Furthermore, should one or more of the risks,
uncertainties or other factors materialize, or should underlying
assumptions prove incorrect, actual results may vary materially
from those described in forward-looking statements or information.
These risks, uncertainties and other factors include, among others:
global outbreaks of infectious diseases, including COVID-19; timing
and cost of construction, and the associated benefits; recoveries
of gold and other metals; geopolitical and economic climate (global
and local), risks related to mineral tenure and permits; gold and
other commodity price volatility; information technology systems
risks; continued softening of the global concentrate market; risks
regarding potential and pending litigation and arbitration
proceedings relating to our business, properties and operations;
expected impact on reserves and the carrying value; the updating of
the reserve and resource models and life of mine plans; mining
operational and development risk; financing risks; regulatory risks
and liabilities including environmental regulatory restrictions and
liability; discrepancies between actual and estimated production;
mineral reserves and resources and metallurgical testing and
recoveries; additional funding requirements; currency fluctuations;
community and non-governmental organization actions; speculative
nature of gold exploration; dilution; share price volatility and
the price of our common shares; competition; loss of key employees;
and defective title to mineral claims or properties, as well as
those risk factors discussed in the sections titled
“Forward-Looking Statements” and “Risk factors in our business” in
the Company’s most recent Annual Information Form & Form 40-F.
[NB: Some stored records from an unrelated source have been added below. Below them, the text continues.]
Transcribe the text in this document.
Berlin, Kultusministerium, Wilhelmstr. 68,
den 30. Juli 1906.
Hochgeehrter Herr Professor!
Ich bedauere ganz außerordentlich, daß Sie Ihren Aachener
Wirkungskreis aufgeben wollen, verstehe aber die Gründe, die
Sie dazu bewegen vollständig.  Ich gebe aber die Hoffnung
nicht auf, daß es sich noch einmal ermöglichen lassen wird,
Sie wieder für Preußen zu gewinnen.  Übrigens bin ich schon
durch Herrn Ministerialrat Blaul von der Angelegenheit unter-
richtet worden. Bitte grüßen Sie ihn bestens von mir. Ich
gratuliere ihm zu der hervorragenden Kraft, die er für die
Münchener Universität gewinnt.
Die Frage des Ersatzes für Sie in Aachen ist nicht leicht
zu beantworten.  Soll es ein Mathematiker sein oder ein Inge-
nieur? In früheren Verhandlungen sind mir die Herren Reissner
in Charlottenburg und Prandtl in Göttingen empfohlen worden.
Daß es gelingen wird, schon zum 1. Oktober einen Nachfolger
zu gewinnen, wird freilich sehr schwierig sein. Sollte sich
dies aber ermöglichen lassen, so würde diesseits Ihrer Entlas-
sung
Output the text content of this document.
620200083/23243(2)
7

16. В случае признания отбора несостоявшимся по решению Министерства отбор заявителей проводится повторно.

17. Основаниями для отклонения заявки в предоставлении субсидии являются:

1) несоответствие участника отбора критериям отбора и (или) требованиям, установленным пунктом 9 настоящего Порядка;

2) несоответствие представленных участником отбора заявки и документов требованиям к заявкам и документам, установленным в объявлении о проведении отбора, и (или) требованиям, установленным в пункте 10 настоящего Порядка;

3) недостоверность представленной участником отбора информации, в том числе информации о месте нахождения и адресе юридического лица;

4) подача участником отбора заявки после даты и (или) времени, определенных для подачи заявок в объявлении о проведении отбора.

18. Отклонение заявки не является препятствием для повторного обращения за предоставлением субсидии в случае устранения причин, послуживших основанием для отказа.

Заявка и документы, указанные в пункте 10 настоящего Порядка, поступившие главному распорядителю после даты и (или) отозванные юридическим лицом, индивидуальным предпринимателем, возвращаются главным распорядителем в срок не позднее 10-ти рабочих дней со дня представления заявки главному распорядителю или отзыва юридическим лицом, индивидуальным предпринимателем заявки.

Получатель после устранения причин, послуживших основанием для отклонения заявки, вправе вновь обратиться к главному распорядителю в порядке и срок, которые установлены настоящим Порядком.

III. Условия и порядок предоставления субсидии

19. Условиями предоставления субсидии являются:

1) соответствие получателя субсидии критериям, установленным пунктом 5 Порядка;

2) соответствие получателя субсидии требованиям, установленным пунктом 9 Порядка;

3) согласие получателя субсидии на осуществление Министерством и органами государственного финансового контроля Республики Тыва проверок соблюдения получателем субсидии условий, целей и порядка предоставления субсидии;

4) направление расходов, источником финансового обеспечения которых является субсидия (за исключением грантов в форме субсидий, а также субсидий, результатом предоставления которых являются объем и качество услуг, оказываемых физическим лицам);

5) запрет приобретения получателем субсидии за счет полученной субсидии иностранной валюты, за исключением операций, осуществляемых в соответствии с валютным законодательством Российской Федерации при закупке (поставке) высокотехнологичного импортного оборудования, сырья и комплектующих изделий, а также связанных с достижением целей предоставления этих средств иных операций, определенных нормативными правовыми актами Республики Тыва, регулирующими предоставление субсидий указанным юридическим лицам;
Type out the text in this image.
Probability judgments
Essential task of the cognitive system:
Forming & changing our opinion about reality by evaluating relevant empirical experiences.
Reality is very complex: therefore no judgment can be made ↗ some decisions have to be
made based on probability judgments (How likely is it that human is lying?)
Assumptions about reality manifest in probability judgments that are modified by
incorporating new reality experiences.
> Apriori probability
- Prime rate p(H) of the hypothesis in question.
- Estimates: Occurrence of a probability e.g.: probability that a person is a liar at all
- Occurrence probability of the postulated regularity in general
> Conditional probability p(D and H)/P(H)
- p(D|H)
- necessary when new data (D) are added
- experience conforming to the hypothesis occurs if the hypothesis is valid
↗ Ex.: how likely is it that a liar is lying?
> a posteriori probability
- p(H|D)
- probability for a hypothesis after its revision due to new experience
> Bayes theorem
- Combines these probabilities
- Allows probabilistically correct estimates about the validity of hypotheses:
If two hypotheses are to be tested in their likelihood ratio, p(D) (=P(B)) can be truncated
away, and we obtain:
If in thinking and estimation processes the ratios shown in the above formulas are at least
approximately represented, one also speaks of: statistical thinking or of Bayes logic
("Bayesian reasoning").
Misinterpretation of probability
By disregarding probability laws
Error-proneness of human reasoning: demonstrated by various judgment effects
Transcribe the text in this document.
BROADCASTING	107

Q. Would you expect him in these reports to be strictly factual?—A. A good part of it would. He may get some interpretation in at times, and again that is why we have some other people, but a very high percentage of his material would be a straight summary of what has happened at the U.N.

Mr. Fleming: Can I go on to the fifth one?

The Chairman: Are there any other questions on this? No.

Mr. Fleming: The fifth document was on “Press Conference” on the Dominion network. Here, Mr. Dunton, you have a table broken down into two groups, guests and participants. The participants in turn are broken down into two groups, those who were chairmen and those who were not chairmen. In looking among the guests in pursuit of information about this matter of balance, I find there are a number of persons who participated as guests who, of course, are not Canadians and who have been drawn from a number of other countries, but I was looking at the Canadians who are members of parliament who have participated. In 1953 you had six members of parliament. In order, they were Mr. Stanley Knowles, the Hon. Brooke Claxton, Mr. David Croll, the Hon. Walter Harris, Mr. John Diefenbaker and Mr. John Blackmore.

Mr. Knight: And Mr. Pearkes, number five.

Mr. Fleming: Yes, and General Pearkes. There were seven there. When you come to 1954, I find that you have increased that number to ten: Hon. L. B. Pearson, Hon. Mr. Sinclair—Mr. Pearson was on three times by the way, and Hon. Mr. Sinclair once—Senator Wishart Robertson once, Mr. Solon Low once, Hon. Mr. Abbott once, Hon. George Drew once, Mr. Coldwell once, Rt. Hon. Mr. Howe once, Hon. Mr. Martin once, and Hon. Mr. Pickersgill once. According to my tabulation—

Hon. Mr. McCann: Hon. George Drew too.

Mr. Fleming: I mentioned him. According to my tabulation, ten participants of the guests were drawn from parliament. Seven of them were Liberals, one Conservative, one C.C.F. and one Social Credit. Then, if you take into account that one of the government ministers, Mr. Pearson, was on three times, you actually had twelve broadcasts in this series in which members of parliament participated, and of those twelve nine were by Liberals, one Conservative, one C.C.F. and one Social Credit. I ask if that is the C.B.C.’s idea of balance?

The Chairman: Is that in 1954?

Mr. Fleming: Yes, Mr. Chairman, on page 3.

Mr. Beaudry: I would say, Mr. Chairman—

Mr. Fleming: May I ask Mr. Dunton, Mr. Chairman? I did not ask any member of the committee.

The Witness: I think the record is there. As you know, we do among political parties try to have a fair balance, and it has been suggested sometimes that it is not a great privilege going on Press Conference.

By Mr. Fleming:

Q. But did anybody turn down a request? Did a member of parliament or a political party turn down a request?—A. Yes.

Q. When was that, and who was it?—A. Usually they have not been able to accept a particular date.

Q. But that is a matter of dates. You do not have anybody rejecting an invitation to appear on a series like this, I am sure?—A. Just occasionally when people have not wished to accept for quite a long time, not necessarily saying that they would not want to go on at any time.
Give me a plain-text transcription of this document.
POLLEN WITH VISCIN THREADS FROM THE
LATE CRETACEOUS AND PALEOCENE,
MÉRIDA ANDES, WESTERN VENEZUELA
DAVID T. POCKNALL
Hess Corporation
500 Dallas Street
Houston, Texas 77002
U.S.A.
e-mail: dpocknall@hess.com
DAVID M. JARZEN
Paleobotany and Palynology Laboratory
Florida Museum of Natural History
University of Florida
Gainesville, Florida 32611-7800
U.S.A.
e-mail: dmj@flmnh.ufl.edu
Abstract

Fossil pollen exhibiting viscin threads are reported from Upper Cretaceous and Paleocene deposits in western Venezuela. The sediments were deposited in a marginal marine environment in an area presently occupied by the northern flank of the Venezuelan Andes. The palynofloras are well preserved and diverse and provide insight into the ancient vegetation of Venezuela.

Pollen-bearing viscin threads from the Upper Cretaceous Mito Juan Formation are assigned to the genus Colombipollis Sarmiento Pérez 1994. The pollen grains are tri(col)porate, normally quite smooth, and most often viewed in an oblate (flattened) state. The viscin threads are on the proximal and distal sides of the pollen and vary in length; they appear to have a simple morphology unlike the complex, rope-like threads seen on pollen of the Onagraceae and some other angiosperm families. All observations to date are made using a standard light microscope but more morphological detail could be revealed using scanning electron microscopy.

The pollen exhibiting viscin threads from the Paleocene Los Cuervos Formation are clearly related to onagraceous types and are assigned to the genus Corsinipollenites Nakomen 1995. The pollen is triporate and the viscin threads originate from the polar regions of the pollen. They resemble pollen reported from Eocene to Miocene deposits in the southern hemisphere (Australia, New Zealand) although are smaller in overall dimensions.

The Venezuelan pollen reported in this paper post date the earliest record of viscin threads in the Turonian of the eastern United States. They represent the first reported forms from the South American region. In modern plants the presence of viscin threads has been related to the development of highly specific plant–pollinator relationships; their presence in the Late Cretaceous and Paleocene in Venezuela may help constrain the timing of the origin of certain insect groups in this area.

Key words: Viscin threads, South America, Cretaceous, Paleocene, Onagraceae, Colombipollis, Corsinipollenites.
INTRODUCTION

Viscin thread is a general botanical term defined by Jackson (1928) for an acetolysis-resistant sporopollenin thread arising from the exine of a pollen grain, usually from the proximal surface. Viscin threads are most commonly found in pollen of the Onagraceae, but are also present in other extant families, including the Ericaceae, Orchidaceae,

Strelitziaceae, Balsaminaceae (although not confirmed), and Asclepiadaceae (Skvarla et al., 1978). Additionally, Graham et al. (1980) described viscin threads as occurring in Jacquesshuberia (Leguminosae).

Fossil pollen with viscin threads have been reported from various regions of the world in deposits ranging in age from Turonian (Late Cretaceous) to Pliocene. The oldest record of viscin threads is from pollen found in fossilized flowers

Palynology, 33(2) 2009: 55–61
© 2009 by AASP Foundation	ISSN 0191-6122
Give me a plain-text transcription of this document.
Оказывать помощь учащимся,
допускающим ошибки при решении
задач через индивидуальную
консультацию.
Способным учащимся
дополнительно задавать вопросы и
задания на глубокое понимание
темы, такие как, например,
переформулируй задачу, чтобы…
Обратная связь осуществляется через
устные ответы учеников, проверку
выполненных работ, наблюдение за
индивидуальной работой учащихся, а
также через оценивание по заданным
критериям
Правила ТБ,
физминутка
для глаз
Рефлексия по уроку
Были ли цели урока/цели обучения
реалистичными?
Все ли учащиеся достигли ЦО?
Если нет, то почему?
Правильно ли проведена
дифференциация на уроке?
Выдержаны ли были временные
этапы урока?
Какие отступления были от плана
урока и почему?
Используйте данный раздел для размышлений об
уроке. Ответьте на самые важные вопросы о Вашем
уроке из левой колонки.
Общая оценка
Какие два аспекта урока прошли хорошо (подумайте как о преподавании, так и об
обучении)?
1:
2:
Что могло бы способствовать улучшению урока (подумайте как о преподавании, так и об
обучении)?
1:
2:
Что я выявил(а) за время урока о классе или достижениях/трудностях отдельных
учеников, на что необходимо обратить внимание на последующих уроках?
The reader is directed to carefully review the detailed risk
discussion in our most recent Annual Information Form filed on
SEDAR and EDGAR under our Company name, which discussion is
incorporated by reference in this release, for a fuller
understanding of the risks and uncertainties that affect the
Company’s business and operations.
The inclusion of forward-looking statements and
information is designed to help you understand management’s current
views of our near- and longer-term prospects, and it may not be
appropriate for other purposes.
There can be no assurance that forward-looking
statements or information will prove to be accurate, as actual
results and future events could differ materially from those
anticipated in such statements. Accordingly, you should not place
undue reliance on the forward-looking statements or information
contained herein. Except as required by law, we do not expect to
update forward-looking statements and information continually as
conditions change.
Neither the TSX Venture Exchange nor its
Regulation Services Provider (as that term is defined in policies
of the TSX Venture Exchange) accepts responsibility for the
adequacy or accuracy of this release.